Christlicher Missionseifer und koloniale Überfremdung hatten bei vielen Völkern Glauben und Vertrauen in die eigenen spirituellen Traditionen schwinden lassen. Die Wende, die Blavatsky einleitete, wird am Beispiel Gandhis deutlich. Dieser lernte nicht in Indien, sondern erst in London durch Vermittlung theosophischer Freunde, zweier Brüder, das Weisheitsbuch seines Volkes, die Bhagavad Gita, kennen:
„Sie sprachen mit mir über die Gita ... und luden mich ein, das Original gemeinsam zu lesen. Ich empfand Scham, denn ich hatte diese göttliche Dichtung weder im Sanskrit noch in Gujarati gelesen ..." Dieses Buch wurde bekanntlich zum wichtigsten Buch seines Lebens, auf dem er seine Politik der Gewaltlosigkeit (ahimsa) aufbaute. Nicht zu unterschätzen auch die Wirkung, die der Schlüssel zur Theosophie auf ihn ausübte: „Ich erinnere mich, dass ich auf Veranlassung der Brüder Madame Blavatskys Schlüssel der Theosophie gelesen habe. Dieses Buch entfachte den Wunsch in mir, Bücher über den Hinduismus zu lesen und befreite mich von der durch die Missionare genährten Vorstellung, der Hinduismus sei voller Aberglaube."8
"Isis Entschleiert" (1877) und „Geheimlehre" (1888)

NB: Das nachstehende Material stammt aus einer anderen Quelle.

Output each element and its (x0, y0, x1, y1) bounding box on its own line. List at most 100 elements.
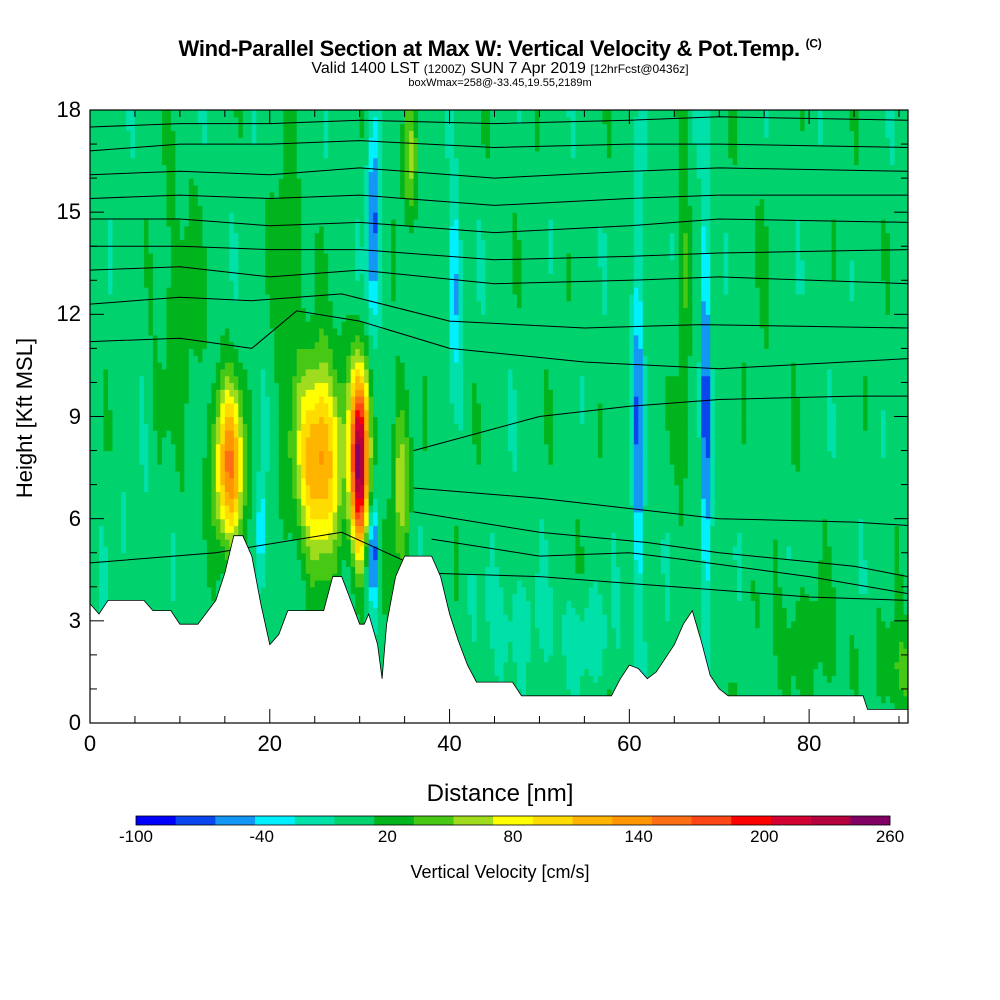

Köstlich die Ironie, mit der Blavatsky die vermeintliche Überlegenheit ihrer Zeit kommentiert.9 Mit unglaublichem Mut reißt sie Fassaden angeblicher Gelehrsamkeit ein und enthüllt dabei eine Vielfalt okkulten (d. h. verborgenen) Wissens: die Umrisse einer, wie sie sagt, okkulten Wissenschaft, die jenseits des physischen Schleiers, eine komplexe und umfassende Sicht von Mensch und Kosmos beinhaltet. Im Unterschied zur Isis, die die einzelnen Spuren uralter Weisheit in den verschiedenen Überlieferungen aufdeckt, bringt ihr Monumentalwerk, Die Geheimlehre, eine zusammenhängende Darstellung dieser Uralten Weisheit.10
Das Werk behandelt im e r s t e n Band kosmische und menschliche Evolution in ihren ersten Anfängen: wie Welten entstehen oder vielmehr, wie sie nach einer Zeit der Ruhe wiedergeboren werden, und wie sich unser Globus und seine niedrigeren Bereiche bis zu der Zeit entwickelten, als die menschliche Form entstand.

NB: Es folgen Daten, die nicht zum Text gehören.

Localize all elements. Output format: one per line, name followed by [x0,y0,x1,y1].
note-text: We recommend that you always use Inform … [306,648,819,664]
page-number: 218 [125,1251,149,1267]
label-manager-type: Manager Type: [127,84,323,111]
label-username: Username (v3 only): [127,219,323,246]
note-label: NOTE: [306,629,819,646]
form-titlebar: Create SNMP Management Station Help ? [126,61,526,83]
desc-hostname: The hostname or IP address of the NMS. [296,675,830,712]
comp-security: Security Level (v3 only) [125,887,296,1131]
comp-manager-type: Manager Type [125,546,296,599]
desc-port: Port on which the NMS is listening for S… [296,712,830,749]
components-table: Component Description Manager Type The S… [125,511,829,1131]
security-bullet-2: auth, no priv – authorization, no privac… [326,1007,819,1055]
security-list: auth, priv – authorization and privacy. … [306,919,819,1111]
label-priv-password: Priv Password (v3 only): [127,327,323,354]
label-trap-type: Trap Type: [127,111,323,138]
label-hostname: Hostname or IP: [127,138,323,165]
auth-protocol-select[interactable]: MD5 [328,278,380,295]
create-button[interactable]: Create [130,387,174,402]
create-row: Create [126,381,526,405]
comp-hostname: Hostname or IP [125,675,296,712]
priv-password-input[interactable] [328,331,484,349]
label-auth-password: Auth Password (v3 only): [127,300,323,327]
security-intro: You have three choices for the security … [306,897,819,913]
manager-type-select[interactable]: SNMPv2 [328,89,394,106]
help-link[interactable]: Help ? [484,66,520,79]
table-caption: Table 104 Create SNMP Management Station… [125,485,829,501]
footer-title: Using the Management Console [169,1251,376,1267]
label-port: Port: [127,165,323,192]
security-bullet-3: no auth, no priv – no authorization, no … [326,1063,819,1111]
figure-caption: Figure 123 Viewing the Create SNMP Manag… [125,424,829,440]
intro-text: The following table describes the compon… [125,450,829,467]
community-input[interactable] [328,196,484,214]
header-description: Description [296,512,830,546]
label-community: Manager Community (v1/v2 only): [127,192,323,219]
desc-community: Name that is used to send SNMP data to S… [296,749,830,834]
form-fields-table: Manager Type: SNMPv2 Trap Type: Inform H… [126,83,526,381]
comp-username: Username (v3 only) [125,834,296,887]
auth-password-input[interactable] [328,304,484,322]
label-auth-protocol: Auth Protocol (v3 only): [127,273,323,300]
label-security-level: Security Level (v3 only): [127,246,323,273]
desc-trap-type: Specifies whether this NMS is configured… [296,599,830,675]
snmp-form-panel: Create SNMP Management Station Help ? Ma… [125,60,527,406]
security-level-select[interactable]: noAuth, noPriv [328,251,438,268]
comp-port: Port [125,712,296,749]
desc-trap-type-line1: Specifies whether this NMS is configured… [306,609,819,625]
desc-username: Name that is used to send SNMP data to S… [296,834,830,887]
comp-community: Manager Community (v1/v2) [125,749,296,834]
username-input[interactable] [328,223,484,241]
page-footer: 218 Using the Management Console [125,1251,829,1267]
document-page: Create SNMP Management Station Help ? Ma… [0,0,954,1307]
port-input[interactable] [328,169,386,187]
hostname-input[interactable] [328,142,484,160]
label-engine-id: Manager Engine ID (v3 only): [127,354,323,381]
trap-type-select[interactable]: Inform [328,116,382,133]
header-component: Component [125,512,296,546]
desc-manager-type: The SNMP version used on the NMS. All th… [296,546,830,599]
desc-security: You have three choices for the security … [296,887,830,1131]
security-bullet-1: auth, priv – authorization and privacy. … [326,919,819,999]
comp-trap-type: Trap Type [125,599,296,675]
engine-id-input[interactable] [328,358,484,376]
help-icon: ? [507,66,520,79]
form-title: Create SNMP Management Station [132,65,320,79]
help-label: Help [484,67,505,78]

Es behandelt im z w e i t e n Band die weitere Entwicklung dieser Form, das Aufleuchten des Bewusstseins durch die Inkarnation menschlicher Seelen aus früheren Welten, die darauffolgende Evolution der frühen Menschengeschlechter bis zur heutigen Zeit und deren mögliche zukünftige Entwicklung.
Schöpfungsmythen der Völker werden herangezogen und in ihrem tieferen Sinngehalt erläutert, untergegangene Kontinente und Zivilisationen wie Atlantis, Lemurien u.a. beleuchtet, die Entwicklung der Menschheit in ihren früheren, feinerstofflichen Zuständen und den Phasen zunehmender Verdichtung dargestellt (was Plato nur in Bildern beschreibt: Seelenvogel, Verlust der Schwingen und Gefangensein im Körper, Trennung der Geschlechter). Der Blick senkt sich in schier unermessliche Zeiträume; gleichzeitig werden die Spuren des Wissens, sowohl in den spirituellen Traditionen des Ostens als auch denen des Westens, insbes. der pythagoreisch-(neu)platonischen Philosophie (dem „letzten Hort der Weisheitsreligion") offenbar.
Die Geheimlehre fußt, so erklärt Blavatsky, auf der „gesammelten Weisheit der Zeitalter". Sie betont, dass dies kein von ihr erfundenes spekulatives System, keine Einbildung einzelner Menschen sei. „In der Tat handelt es sich um die lückenlosen Aufzeichnungen Tausender Generationen von Sehern." Von ihr stamme nur das Band, das diesen Blumenstrauß zusammenhält (Studienausgabe, Satteldorf 1999, S.69, 201).